Unpredictable high wind carried the flames and caused the fire to spread at a rapid rate making it impossible to contain. To date, 750 hectares of land has already been burned across Belarus. Many people have already fallen victim to the raging and uncontrollable fires.
Aside from the immediate dangers posed by the flames themselves, fires in areas that have already been contaminated with radiation from the Chernobyl Disaster can cause radionuclides – radioactive particles that settled in the tree tops and on the soil in the aftermath of the Chernobyl Disaster, to be rereleased into the atmosphere.
“Wind can raise hot particles in the air together with the ash and blow it toward populated areas. The main risk from the fires comes from inhaling, via the smoke, small radioactive particles,” says Olena Miskun, an air pollution expert with Ecodiya, an environmental advocacy group. Also, radioactive particles can land on gardens or fields and later be consumed in food which puts people at risk of contamination.
The recent radioactive fires in the Chernobyl zones of Belarus and Ukraine, remind us once more of the terrible legacy of the Chernobyl nuclear disaster. These wild fires raise again the terrible and dangerous face of further radioactive poisoning over the peoples of the regions especially a terrible threat once more to the innocent children.
Chernobyl Children International work with several families in the affected regions and our employees in Minsk have been in close contact with these families to ensure everyone’s safety during this crisis. They have observed that villagers are terrified, panic stricken and fear for their futures.
Mrs Karas – who lives in the Khoiniki region in the Chernobyl Exclusion Zone, is no stranger to the after effects of the Chernobyl Disaster as the area around Khoiniki experienced heavy radioactive fallout after the accident happened. Her son – Ivan, was born with kidney disease, which is a common ailment found in those who have been ill-affected by radiation. Yesterday, Mrs Karas told us:
“We are living in terror. We lived through Chernobyl and now we are living through Chernobyl again with the terrible smoke we can’t breathe. I am terrified for my children – my little Vasa and Ivan…what’s to become of us now?”

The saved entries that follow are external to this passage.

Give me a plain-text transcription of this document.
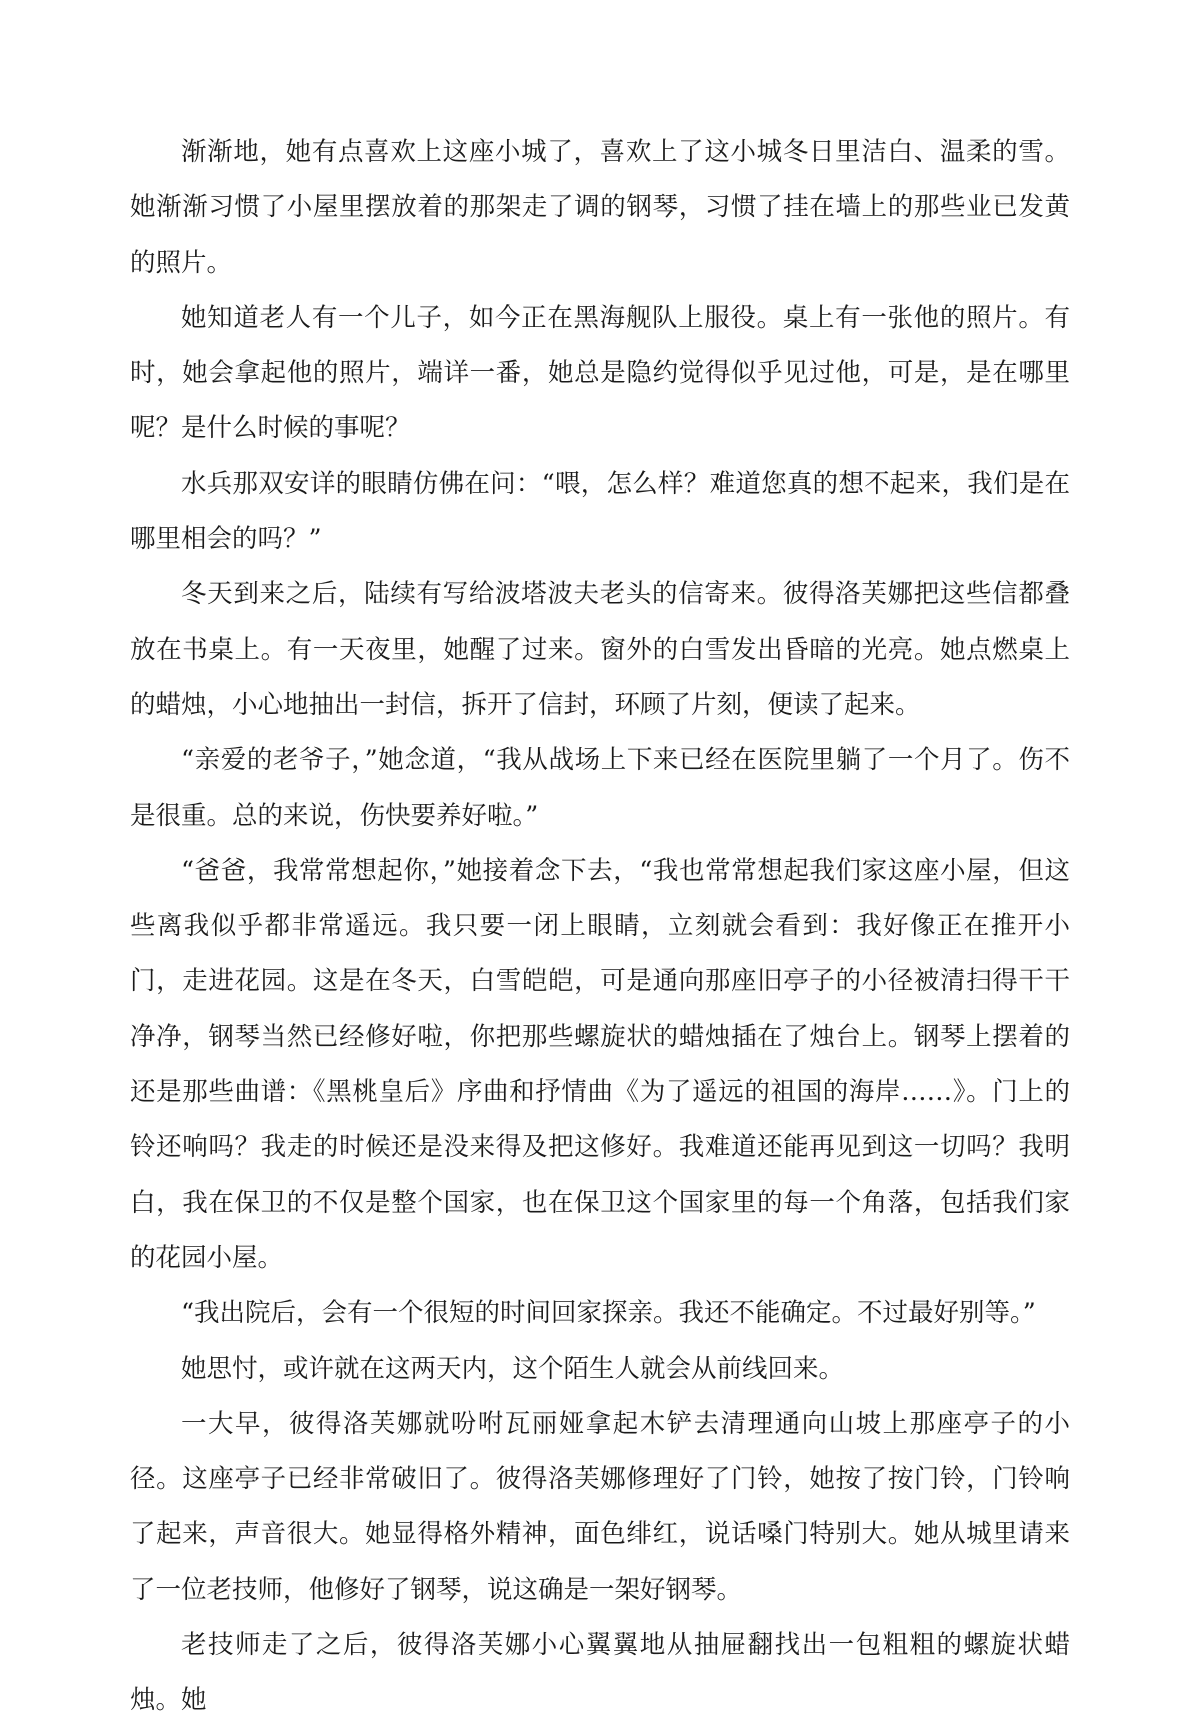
渐渐地，她有点喜欢上这座小城了，喜欢上了这小城冬日里洁白、温柔的雪。她渐渐习惯了小屋里摆放着的那架走了调的钢琴，习惯了挂在墙上的那些业已发黄的照片。

她知道老人有一个儿子，如今正在黑海舰队上服役。桌上有一张他的照片。有时，她会拿起他的照片，端详一番，她总是隐约觉得似乎见过他，可是，是在哪里呢？是什么时候的事呢？

水兵那双安详的眼睛仿佛在问：“喂，怎么样？难道您真的想不起来，我们是在哪里相会的吗？”

冬天到来之后，陆续有写给波塔波夫老头的信寄来。彼得洛芙娜把这些信都叠放在书桌上。有一天夜里，她醒了过来。窗外的白雪发出昏暗的光亮。她点燃桌上的蜡烛，小心地抽出一封信，拆开了信封，环顾了片刻，便读了起来。

“亲爱的老爷子，”她念道，“我从战场上下来已经在医院里躺了一个月了。伤不是很重。总的来说，伤快要养好啦。”

“爸爸，我常常想起你，”她接着念下去，“我也常常想起我们家这座小屋，但这些离我似乎都非常遥远。我只要一闭上眼睛，立刻就会看到：我好像正在推开小门，走进花园。这是在冬天，白雪皑皑，可是通向那座旧亭子的小径被清扫得干干净净，钢琴当然已经修好啦，你把那些螺旋状的蜡烛插在了烛台上。钢琴上摆着的还是那些曲谱：《黑桃皇后》序曲和抒情曲《为了遥远的祖国的海岸……》。门上的铃还响吗？我走的时候还是没来得及把这修好。我难道还能再见到这一切吗？我明白，我在保卫的不仅是整个国家，也在保卫这个国家里的每一个角落，包括我们家的花园小屋。

“我出院后，会有一个很短的时间回家探亲。我还不能确定。不过最好别等。”

她思忖，或许就在这两天内，这个陌生人就会从前线回来。

一大早，彼得洛芙娜就吩咐瓦丽娅拿起木铲去清理通向山坡上那座亭子的小径。这座亭子已经非常破旧了。彼得洛芙娜修理好了门铃，她按了按门铃，门铃响了起来，声音很大。她显得格外精神，面色绯红，说话嗓门特别大。她从城里请来了一位老技师，他修好了钢琴，说这确是一架好钢琴。

老技师走了之后，彼得洛芙娜小心翼翼地从抽屉翻找出一包粗粗的螺旋状蜡烛。她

Ivan (15) and his brother Vasa (10) visit Ireland every year for much needed Rest and Recuperation trips. They spend Christmas and Summerbreak with the Everard family in Kilkenny. These visits greatly benefit the children’s immune systems, which have been left severely weakened from growing up in an area that has high levels of radiation.
Sadly, this year’s Summer Rest and Recuperation trip has had to be temporarily postponed on account of the Coronavirus, but CCI are doing our utmost to ensure that once the pandemic is over that all our Programmes including Rest and Recuperation will be reinstated.
In the meantime, we can only hope that the fear-inducing fires will be extinguished soon and urge locals to observe the official restrictions put in place by Belarussian authorities, which forbid entering the forest as rescue efforts continue in the region.